It is 11 in the night and the road near Sopore bridge is blocked by big rocks, branches and cement blocks. A few metres away, worn-out tyres burn bright in the darkness and young boys keep vigil.
“Where are you heading to,” the boys ask the driver as the vehicle slowly moves past them, flash lights switched off and both blinkers on — a signal to the protesters that the driver is a civilian out for urgent work. The boys look inside the car to ensure there is no policeman inside. “You can go,” they say, clearing a small gap in the blockade for the car to pass.
In Sopore, a separatist stronghold, protesters pelt policemen with stones in the day and keep “vigil” against their raids at night.

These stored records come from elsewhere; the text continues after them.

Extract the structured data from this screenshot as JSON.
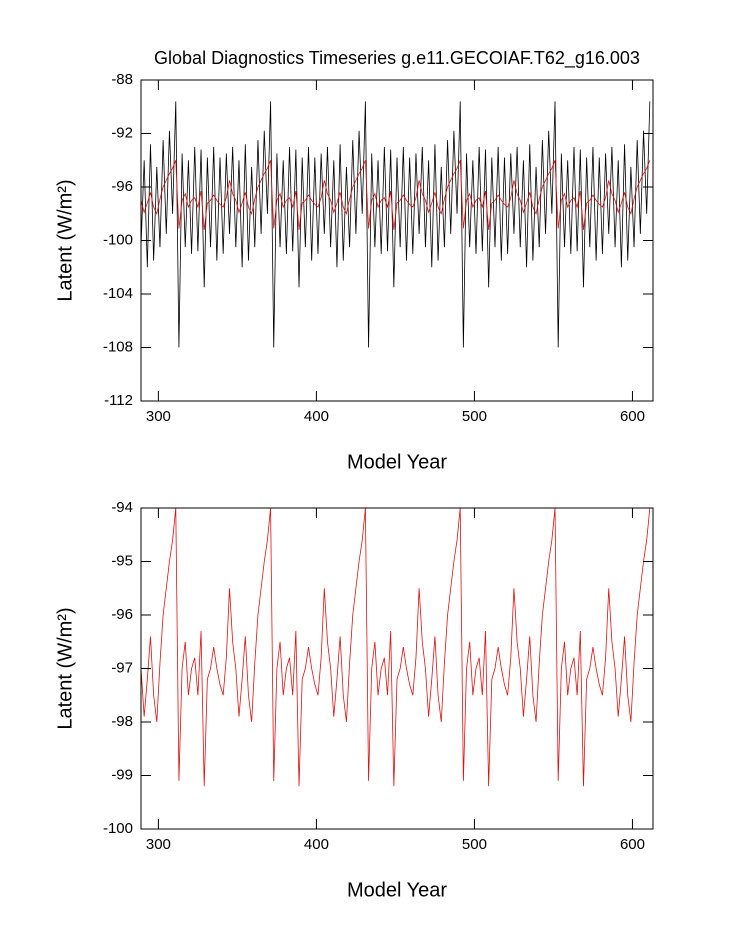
{
  "chart_data": [
    {
      "type": "line",
      "title": "Global Diagnostics Timeseries g.e11.GECOIAF.T62_g16.003",
      "xlabel": "Model Year",
      "ylabel": "Latent (W/m²)",
      "xlim": [
        289,
        613
      ],
      "xticks": [
        300,
        400,
        500,
        600
      ],
      "ylim": [
        -112,
        -88
      ],
      "yticks": [
        -112,
        -108,
        -104,
        -100,
        -96,
        -92,
        -88
      ],
      "x": [
        289,
        291,
        293,
        295,
        297,
        299,
        301,
        303,
        305,
        307,
        309,
        311,
        313,
        315,
        317,
        319,
        321,
        323,
        325,
        327,
        329,
        331,
        333,
        335,
        337,
        339,
        341,
        343,
        345,
        347,
        349,
        351,
        353,
        355,
        357,
        359,
        361,
        363,
        365,
        367,
        369,
        371,
        373,
        375,
        377,
        379,
        381,
        383,
        385,
        387,
        389,
        391,
        393,
        395,
        397,
        399,
        401,
        403,
        405,
        407,
        409,
        411,
        413,
        415,
        417,
        419,
        421,
        423,
        425,
        427,
        429,
        431,
        433,
        435,
        437,
        439,
        441,
        443,
        445,
        447,
        449,
        451,
        453,
        455,
        457,
        459,
        461,
        463,
        465,
        467,
        469,
        471,
        473,
        475,
        477,
        479,
        481,
        483,
        485,
        487,
        489,
        491,
        493,
        495,
        497,
        499,
        501,
        503,
        505,
        507,
        509,
        511,
        513,
        515,
        517,
        519,
        521,
        523,
        525,
        527,
        529,
        531,
        533,
        535,
        537,
        539,
        541,
        543,
        545,
        547,
        549,
        551,
        553,
        555,
        557,
        559,
        561,
        563,
        565,
        567,
        569,
        571,
        573,
        575,
        577,
        579,
        581,
        583,
        585,
        587,
        589,
        591,
        593,
        595,
        597,
        599,
        601,
        603,
        605,
        607,
        609,
        611
      ],
      "series": [
        {
          "color": "#000000",
          "values": [
            -100.5,
            -94,
            -102,
            -92.8,
            -101.5,
            -94.5,
            -100.5,
            -92.5,
            -99.5,
            -91.8,
            -98,
            -89.6,
            -108,
            -93.5,
            -100.5,
            -94,
            -101,
            -93,
            -100.8,
            -93.2,
            -103.5,
            -93.8,
            -100.5,
            -93,
            -101.5,
            -93.8,
            -101,
            -93.5,
            -99.5,
            -93,
            -100.5,
            -94,
            -102,
            -92.8,
            -101.5,
            -94.5,
            -100.5,
            -92.5,
            -99.5,
            -91.8,
            -98,
            -89.6,
            -108,
            -93.5,
            -100.5,
            -94,
            -101,
            -93,
            -100.8,
            -93.2,
            -103.5,
            -93.8,
            -100.5,
            -93,
            -101.5,
            -93.8,
            -101,
            -93.5,
            -99.5,
            -93,
            -100.5,
            -94,
            -102,
            -92.8,
            -101.5,
            -94.5,
            -100.5,
            -92.5,
            -99.5,
            -91.8,
            -98,
            -89.6,
            -108,
            -93.5,
            -100.5,
            -94,
            -101,
            -93,
            -100.8,
            -93.2,
            -103.5,
            -93.8,
            -100.5,
            -93,
            -101.5,
            -93.8,
            -101,
            -93.5,
            -99.5,
            -93,
            -100.5,
            -94,
            -102,
            -92.8,
            -101.5,
            -94.5,
            -100.5,
            -92.5,
            -99.5,
            -91.8,
            -98,
            -89.6,
            -108,
            -93.5,
            -100.5,
            -94,
            -101,
            -93,
            -100.8,
            -93.2,
            -103.5,
            -93.8,
            -100.5,
            -93,
            -101.5,
            -93.8,
            -101,
            -93.5,
            -99.5,
            -93,
            -100.5,
            -94,
            -102,
            -92.8,
            -101.5,
            -94.5,
            -100.5,
            -92.5,
            -99.5,
            -91.8,
            -98,
            -89.6,
            -108,
            -93.5,
            -100.5,
            -94,
            -101,
            -93,
            -100.8,
            -93.2,
            -103.5,
            -93.8,
            -100.5,
            -93,
            -101.5,
            -93.8,
            -101,
            -93.5,
            -99.5,
            -93,
            -100.5,
            -94,
            -102,
            -92.8,
            -101.5,
            -94.5,
            -100.5,
            -92.5,
            -99.5,
            -91.8,
            -98,
            -89.6
          ]
        },
        {
          "color": "#e01010",
          "values": [
            -97,
            -97.9,
            -97.2,
            -96.4,
            -97.5,
            -98,
            -96.9,
            -96,
            -95.5,
            -95,
            -94.6,
            -94,
            -99.1,
            -97,
            -96.5,
            -97.5,
            -97,
            -96.8,
            -97.5,
            -96.3,
            -99.2,
            -97.2,
            -97,
            -96.6,
            -97,
            -97.3,
            -97.5,
            -96.8,
            -95.5,
            -96.5,
            -97,
            -97.9,
            -97.2,
            -96.4,
            -97.5,
            -98,
            -96.9,
            -96,
            -95.5,
            -95,
            -94.6,
            -94,
            -99.1,
            -97,
            -96.5,
            -97.5,
            -97,
            -96.8,
            -97.5,
            -96.3,
            -99.2,
            -97.2,
            -97,
            -96.6,
            -97,
            -97.3,
            -97.5,
            -96.8,
            -95.5,
            -96.5,
            -97,
            -97.9,
            -97.2,
            -96.4,
            -97.5,
            -98,
            -96.9,
            -96,
            -95.5,
            -95,
            -94.6,
            -94,
            -99.1,
            -97,
            -96.5,
            -97.5,
            -97,
            -96.8,
            -97.5,
            -96.3,
            -99.2,
            -97.2,
            -97,
            -96.6,
            -97,
            -97.3,
            -97.5,
            -96.8,
            -95.5,
            -96.5,
            -97,
            -97.9,
            -97.2,
            -96.4,
            -97.5,
            -98,
            -96.9,
            -96,
            -95.5,
            -95,
            -94.6,
            -94,
            -99.1,
            -97,
            -96.5,
            -97.5,
            -97,
            -96.8,
            -97.5,
            -96.3,
            -99.2,
            -97.2,
            -97,
            -96.6,
            -97,
            -97.3,
            -97.5,
            -96.8,
            -95.5,
            -96.5,
            -97,
            -97.9,
            -97.2,
            -96.4,
            -97.5,
            -98,
            -96.9,
            -96,
            -95.5,
            -95,
            -94.6,
            -94,
            -99.1,
            -97,
            -96.5,
            -97.5,
            -97,
            -96.8,
            -97.5,
            -96.3,
            -99.2,
            -97.2,
            -97,
            -96.6,
            -97,
            -97.3,
            -97.5,
            -96.8,
            -95.5,
            -96.5,
            -97,
            -97.9,
            -97.2,
            -96.4,
            -97.5,
            -98,
            -96.9,
            -96,
            -95.5,
            -95,
            -94.6,
            -94
          ]
        }
      ]
    },
    {
      "type": "line",
      "xlabel": "Model Year",
      "ylabel": "Latent (W/m²)",
      "xlim": [
        289,
        613
      ],
      "xticks": [
        300,
        400,
        500,
        600
      ],
      "ylim": [
        -100,
        -94
      ],
      "yticks": [
        -100,
        -99,
        -98,
        -97,
        -96,
        -95,
        -94
      ],
      "x": [
        289,
        291,
        293,
        295,
        297,
        299,
        301,
        303,
        305,
        307,
        309,
        311,
        313,
        315,
        317,
        319,
        321,
        323,
        325,
        327,
        329,
        331,
        333,
        335,
        337,
        339,
        341,
        343,
        345,
        347,
        349,
        351,
        353,
        355,
        357,
        359,
        361,
        363,
        365,
        367,
        369,
        371,
        373,
        375,
        377,
        379,
        381,
        383,
        385,
        387,
        389,
        391,
        393,
        395,
        397,
        399,
        401,
        403,
        405,
        407,
        409,
        411,
        413,
        415,
        417,
        419,
        421,
        423,
        425,
        427,
        429,
        431,
        433,
        435,
        437,
        439,
        441,
        443,
        445,
        447,
        449,
        451,
        453,
        455,
        457,
        459,
        461,
        463,
        465,
        467,
        469,
        471,
        473,
        475,
        477,
        479,
        481,
        483,
        485,
        487,
        489,
        491,
        493,
        495,
        497,
        499,
        501,
        503,
        505,
        507,
        509,
        511,
        513,
        515,
        517,
        519,
        521,
        523,
        525,
        527,
        529,
        531,
        533,
        535,
        537,
        539,
        541,
        543,
        545,
        547,
        549,
        551,
        553,
        555,
        557,
        559,
        561,
        563,
        565,
        567,
        569,
        571,
        573,
        575,
        577,
        579,
        581,
        583,
        585,
        587,
        589,
        591,
        593,
        595,
        597,
        599,
        601,
        603,
        605,
        607,
        609,
        611
      ],
      "series": [
        {
          "color": "#e01010",
          "values": [
            -97,
            -97.9,
            -97.2,
            -96.4,
            -97.5,
            -98,
            -96.9,
            -96,
            -95.5,
            -95,
            -94.6,
            -94,
            -99.1,
            -97,
            -96.5,
            -97.5,
            -97,
            -96.8,
            -97.5,
            -96.3,
            -99.2,
            -97.2,
            -97,
            -96.6,
            -97,
            -97.3,
            -97.5,
            -96.8,
            -95.5,
            -96.5,
            -97,
            -97.9,
            -97.2,
            -96.4,
            -97.5,
            -98,
            -96.9,
            -96,
            -95.5,
            -95,
            -94.6,
            -94,
            -99.1,
            -97,
            -96.5,
            -97.5,
            -97,
            -96.8,
            -97.5,
            -96.3,
            -99.2,
            -97.2,
            -97,
            -96.6,
            -97,
            -97.3,
            -97.5,
            -96.8,
            -95.5,
            -96.5,
            -97,
            -97.9,
            -97.2,
            -96.4,
            -97.5,
            -98,
            -96.9,
            -96,
            -95.5,
            -95,
            -94.6,
            -94,
            -99.1,
            -97,
            -96.5,
            -97.5,
            -97,
            -96.8,
            -97.5,
            -96.3,
            -99.2,
            -97.2,
            -97,
            -96.6,
            -97,
            -97.3,
            -97.5,
            -96.8,
            -95.5,
            -96.5,
            -97,
            -97.9,
            -97.2,
            -96.4,
            -97.5,
            -98,
            -96.9,
            -96,
            -95.5,
            -95,
            -94.6,
            -94,
            -99.1,
            -97,
            -96.5,
            -97.5,
            -97,
            -96.8,
            -97.5,
            -96.3,
            -99.2,
            -97.2,
            -97,
            -96.6,
            -97,
            -97.3,
            -97.5,
            -96.8,
            -95.5,
            -96.5,
            -97,
            -97.9,
            -97.2,
            -96.4,
            -97.5,
            -98,
            -96.9,
            -96,
            -95.5,
            -95,
            -94.6,
            -94,
            -99.1,
            -97,
            -96.5,
            -97.5,
            -97,
            -96.8,
            -97.5,
            -96.3,
            -99.2,
            -97.2,
            -97,
            -96.6,
            -97,
            -97.3,
            -97.5,
            -96.8,
            -95.5,
            -96.5,
            -97,
            -97.9,
            -97.2,
            -96.4,
            -97.5,
            -98,
            -96.9,
            -96,
            -95.5,
            -95,
            -94.6,
            -94
          ]
        }
      ]
    }
  ]
}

After the first two weeks of protests across the Valley following the killing of Hizbul Mujahideen commander Burhan Wani, police have raided many villages in the night to arrest protesters.

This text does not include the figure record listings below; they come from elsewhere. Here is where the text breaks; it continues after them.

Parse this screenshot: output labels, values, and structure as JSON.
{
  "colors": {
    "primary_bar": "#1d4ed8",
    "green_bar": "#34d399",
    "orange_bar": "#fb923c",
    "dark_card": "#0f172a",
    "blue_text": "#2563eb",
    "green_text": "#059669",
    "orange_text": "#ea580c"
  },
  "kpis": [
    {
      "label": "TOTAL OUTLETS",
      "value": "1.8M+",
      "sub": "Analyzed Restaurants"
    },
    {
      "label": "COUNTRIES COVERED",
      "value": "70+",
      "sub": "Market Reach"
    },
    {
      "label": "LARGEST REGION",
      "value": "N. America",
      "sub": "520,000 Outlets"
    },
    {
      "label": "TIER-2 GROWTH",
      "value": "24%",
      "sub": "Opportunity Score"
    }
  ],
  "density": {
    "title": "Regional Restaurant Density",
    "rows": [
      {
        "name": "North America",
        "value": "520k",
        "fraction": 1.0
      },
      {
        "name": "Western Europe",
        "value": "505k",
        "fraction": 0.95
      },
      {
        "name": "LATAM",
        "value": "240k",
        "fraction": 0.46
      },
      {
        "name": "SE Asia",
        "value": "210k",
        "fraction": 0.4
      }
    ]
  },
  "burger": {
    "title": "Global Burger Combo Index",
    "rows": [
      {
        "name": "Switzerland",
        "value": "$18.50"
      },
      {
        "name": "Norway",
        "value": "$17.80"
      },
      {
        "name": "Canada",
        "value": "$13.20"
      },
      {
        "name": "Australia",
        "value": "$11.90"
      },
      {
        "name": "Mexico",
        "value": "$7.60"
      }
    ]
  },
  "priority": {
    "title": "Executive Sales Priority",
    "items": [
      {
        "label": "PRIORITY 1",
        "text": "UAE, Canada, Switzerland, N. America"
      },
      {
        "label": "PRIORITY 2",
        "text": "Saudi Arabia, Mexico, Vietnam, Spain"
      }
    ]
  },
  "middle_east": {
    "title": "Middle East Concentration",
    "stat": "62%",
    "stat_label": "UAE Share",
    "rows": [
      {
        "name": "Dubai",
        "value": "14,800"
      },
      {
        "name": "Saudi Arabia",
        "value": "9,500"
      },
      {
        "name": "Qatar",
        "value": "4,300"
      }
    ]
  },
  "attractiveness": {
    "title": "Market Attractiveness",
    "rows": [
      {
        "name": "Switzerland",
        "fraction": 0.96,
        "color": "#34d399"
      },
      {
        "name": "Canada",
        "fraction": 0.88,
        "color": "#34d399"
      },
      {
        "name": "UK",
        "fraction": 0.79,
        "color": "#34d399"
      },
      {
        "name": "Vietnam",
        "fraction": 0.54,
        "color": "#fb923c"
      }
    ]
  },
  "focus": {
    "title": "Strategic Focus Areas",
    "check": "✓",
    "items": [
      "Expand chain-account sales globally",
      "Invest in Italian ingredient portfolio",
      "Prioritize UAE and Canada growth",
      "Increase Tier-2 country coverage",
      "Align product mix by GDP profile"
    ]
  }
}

To prevent arrests, people in Sopore have erected barricades on roads where youths keep vigil. A separate group of youths stay in mosques from where loudspeakers blare pro-azadi slogans. Their job is to make an announcement from the mosque if police tries to raid a neighbourhood.
“Police have intensified the arrests. They enter mohallas during the night and arrest youths,” said an 18-year-old manning a blockade. “This (creating blockades) has helped us to keep police away”. Youths keeping vigil at night pass the time by analysing the Valley situation and indulging in gossip. “The other day, some youths were brewing tea on a bonfire. Suddenly police arrived. The youths ran away and police took away the utensils,” said a youth.

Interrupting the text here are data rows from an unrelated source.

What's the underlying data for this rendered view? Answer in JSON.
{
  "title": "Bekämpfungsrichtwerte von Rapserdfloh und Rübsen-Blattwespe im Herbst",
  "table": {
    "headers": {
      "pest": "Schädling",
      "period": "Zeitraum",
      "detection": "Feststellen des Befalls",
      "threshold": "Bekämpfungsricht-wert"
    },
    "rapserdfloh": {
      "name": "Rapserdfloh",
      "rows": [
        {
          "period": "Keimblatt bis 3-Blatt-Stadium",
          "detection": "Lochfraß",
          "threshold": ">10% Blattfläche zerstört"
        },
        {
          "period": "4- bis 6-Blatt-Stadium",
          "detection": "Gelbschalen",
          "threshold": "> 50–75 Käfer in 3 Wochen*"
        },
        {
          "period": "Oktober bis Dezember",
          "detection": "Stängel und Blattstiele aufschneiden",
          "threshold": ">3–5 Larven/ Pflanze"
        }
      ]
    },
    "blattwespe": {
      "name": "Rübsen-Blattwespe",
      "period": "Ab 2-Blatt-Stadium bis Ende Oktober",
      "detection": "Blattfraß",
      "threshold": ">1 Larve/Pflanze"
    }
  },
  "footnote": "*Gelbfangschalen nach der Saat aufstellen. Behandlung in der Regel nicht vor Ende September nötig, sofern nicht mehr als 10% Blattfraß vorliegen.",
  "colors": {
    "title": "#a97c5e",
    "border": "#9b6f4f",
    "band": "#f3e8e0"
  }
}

It is not only in Sopore that the protesters have erected barricades to keep police away. Such barricades have been installed at villages in south Kashmir too.
At the “checkpoints”, youths every vehicle before letting it pass and question every passerby about his identity. If they get suspicious about the identity of a person, they demand his identity card, much like police or paramilitary forces.